Meterse a un ataúd

Por alguna extraña razón que algunos considerarán patológica he estado varias veces adentro de ellos. Supongo que escuché demasiado la historia de Bela Lugosi que enloqueció con su personaje de Drácula y dormía en un ataúd, al igual que Max Schreck, el actor que dio vida a Nosferatu en la película alemana de 1922.

Evidentemente no eran los ataúdes el motivo de mi obsesión, sino quizás experimentar, saber, comprender qué se siente estar muerto. Vivir la muerte: un oxímoron ancestral, absurdo, imposible, pero latente en las atormentadas almas de quienes vivimos.

La primera vez que lo hice fue estando en la universidad, escribí una canción que se llamaba Polvo y le hicimos un video en el taller de cine. En una toma salía cantando dentro de un ataúd que nos prestaron en una funeraria. El ataúd se atoró y me tuve que quedar ahí más de una hora esperando que lo pudieran abrir. No está de más decir que no fue una experiencia agradable.

En otra ocasión hice un reportaje sobre lo que costaba morirse en México y en Gayosso me metí a un ataúd barato y a uno caro. Debo decir que los dos son igual de incómodos. Y no creo que nada más porque uno esté muerto deba padecer semejante incomodidad y apretujamiento. El ataúd que en ese entonces costaba algo así como un millón de pesos era tan infame por dentro como el más económico de todos.

Debo decir que me fue imposible probar la comodidad de una urna para cenizas por obvias razones, pero tampoco me seduce la idea de pasar la eternidad en algo más parecido a un departamento del Infonavit que a un digno cenotafio.

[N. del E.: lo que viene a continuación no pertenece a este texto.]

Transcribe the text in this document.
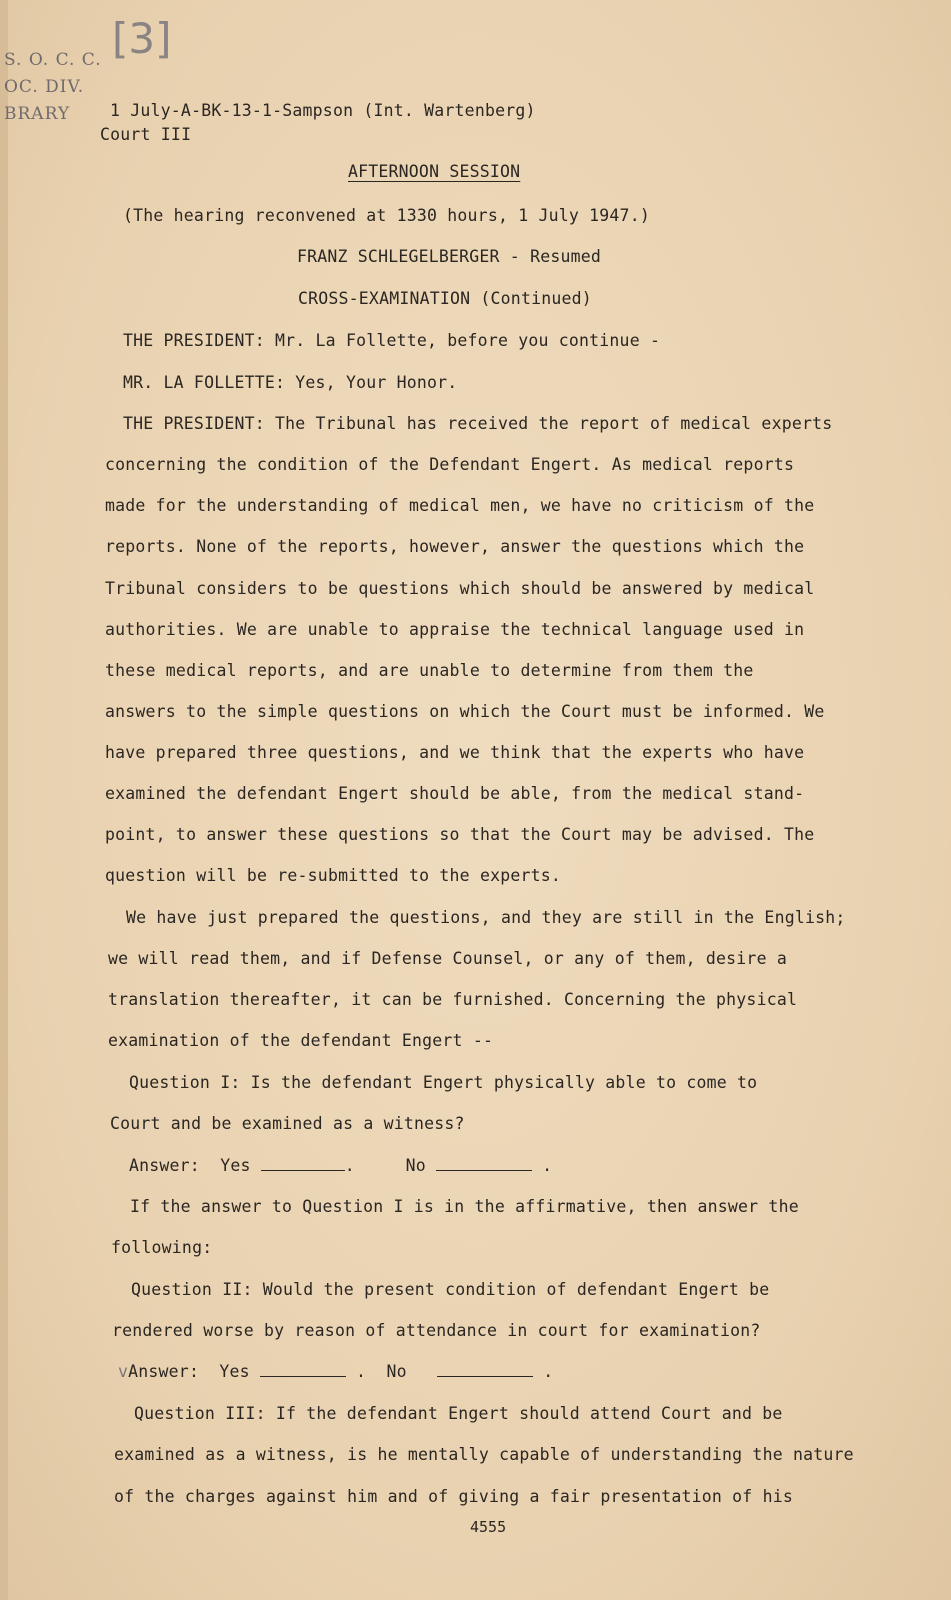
S. O. C. C.
OC. DIV.
BRARY
[3]
1 July-A-BK-13-1-Sampson (Int. Wartenberg)
Court III
AFTERNOON SESSION
(The hearing reconvened at 1330 hours, 1 July 1947.)
FRANZ SCHLEGELBERGER - Resumed
CROSS-EXAMINATION (Continued)
THE PRESIDENT: Mr. La Follette, before you continue -
MR. LA FOLLETTE: Yes, Your Honor.
THE PRESIDENT: The Tribunal has received the report of medical experts
concerning the condition of the Defendant Engert. As medical reports
made for the understanding of medical men, we have no criticism of the
reports. None of the reports, however, answer the questions which the
Tribunal considers to be questions which should be answered by medical
authorities. We are unable to appraise the technical language used in
these medical reports, and are unable to determine from them the
answers to the simple questions on which the Court must be informed. We
have prepared three questions, and we think that the experts who have
examined the defendant Engert should be able, from the medical stand-
point, to answer these questions so that the Court may be advised. The
question will be re-submitted to the experts.
We have just prepared the questions, and they are still in the English;
we will read them, and if Defense Counsel, or any of them, desire a
translation thereafter, it can be furnished. Concerning the physical
examination of the defendant Engert --
Question I: Is the defendant Engert physically able to come to
Court and be examined as a witness?
Answer: Yes	.     No	.
If the answer to Question I is in the affirmative, then answer the
following:
Question II: Would the present condition of defendant Engert be
rendered worse by reason of attendance in court for examination?
vAnswer: Yes	.  No	.
Question III: If the defendant Engert should attend Court and be
examined as a witness, is he mentally capable of understanding the nature
of the charges against him and of giving a fair presentation of his
4555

Mi obsesión por la muerte no acabó ahí. Años después hice una serie de reportajes sobre el entonces llamado Servicio Médico Forense (ahora Instituto de Ciencias Forenses). Recuerdo -¡cómo olvidarlo!- que me acompañaba el gran camarógrafo Jorge Pliego, quien falleció hace algunas semanas. El querido Jorge y yo fuimos testigos azorados de varias autopsias; a un bebé que se ahogó en una cubeta de agua, a un niño de 10 años que se ahorcó con el cable de la plancha porque su hermana no le dio 10 pesos, a un indigente atropellado. Abrimos las gavetas donde se encontraban los cadáveres que nadie reclama, cadáveres calcinados, o pedazos humanos, vimos el cuerpo intacto de una hermosa adolescente que se desnucó al caer de la moto con su novio y el escalofriante procedimiento mediante el cual un joven apodado El Bebesaurio desprendía la piel del cráneo de los cadáveres, para luego serrucharlos, abrirlos y sacar los cerebros que tomaba cuidadosamente con sus manos toscas para entregarlos al médico.

Eran otros tiempos. A la muerte había que ir a buscarla para preguntarle cosas. No estaba todo el tiempo ahí como ahora, recordándonos a cada momento la insidiosa fragilidad de nuestras vidas. Hasta parecía que se reía con nosotros, o tal vez sólo se reía de nosotros y nunca supimos interpretar bien su gesto.

Antes celebrábamos a la muerte un par de días al año. Hoy la tememos y padecemos a diario. Su sonrisa catrinesca se ha vuelto una mueca de horror lacerante. Ya no tengo que meterme a ataúdes ni ir al forense para sentirla cerca. De hecho, ya no la busco, me he resignado finalmente a que sea ella la que me encuentre. Por eso, siempre que salgo de casa, salgo con mi calaca puesta, por si acaso se llega a ofrecer.